I couldn't be in Shrewsbury and not have a look at the remains of the abbey. The Benedictine Abbey was founded in 1083 by Roger de Montgomery, the Norman Earl of Shrewsbury, a relative of William the Conqueror and, of course, was made famous by Ellis Peters as the Abbey of St Peter and St Paul, the setting for the Cadfael books. It contains the relics or remains of Saint Winifred, a Welsh saint. The story was that she was visited by a prince who wanted to seduce her, but she ran from him and he was so enraged, he went after her, sword in hand and cut off her head. Never the best way to woo a maiden... Her uncle, St Beuno, found them and prayed for her revival which was granted, her wound being invisible except for a thin white line around her neck.
The acquisition of the saint's remains forms the background for the plot of the first Cadfael book, A Morbid Taste for Bones. There is obviously a great deal of fiction mingled with the facts, but the facts of the translation (the moving of the relics from Gwytherin near Conwy to Shrewsbury) is a fair representation of history. Prior Robert of the abbey, negotiated and carried out the disinterment and transportation of the body, the journey carried out on foot by the monks over the course of a week. He wrote the saint's life story shortly after the move along with an account of his work to bring about her move to Shrewsbury. He later became the abbey's fifth Abbot.

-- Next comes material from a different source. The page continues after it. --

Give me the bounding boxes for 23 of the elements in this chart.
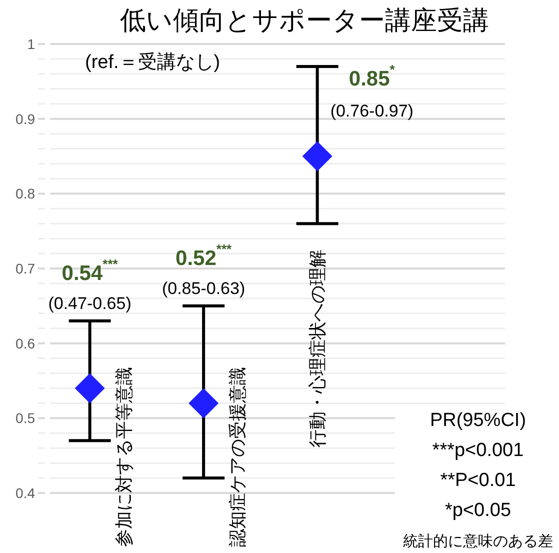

The abbey and its associated buildings and land were huge. It is much less so now. With the Dissolution of the Monasteries Shrewsbury was one of the last monasteries to surrender to being dissolved - more due to it being towards the end of the Commissioners' circuit than to any active resistance.
Over the following centuries the abbey church was retained as the parish church of Holy Cross, though it was reduced in height in the 1600s by one storey (the clerestory) after the roof collapsed and it also lost its transcepts. Broken brickwork on the existing building makes it obvious where losses occurred. However many monastic buildings survived into the 1700s but most of them disappeared from then on, particularly when the main London Road, the A5, was built by Thomas Telford on the opposite side of the parish church.
The refectory pulpit stands alone in a closed off area in the car park, whilst the main road runs between it and the abbey church that it was once a part of. From this pulpit Biblical texts would be read whilst the monks ate their meals.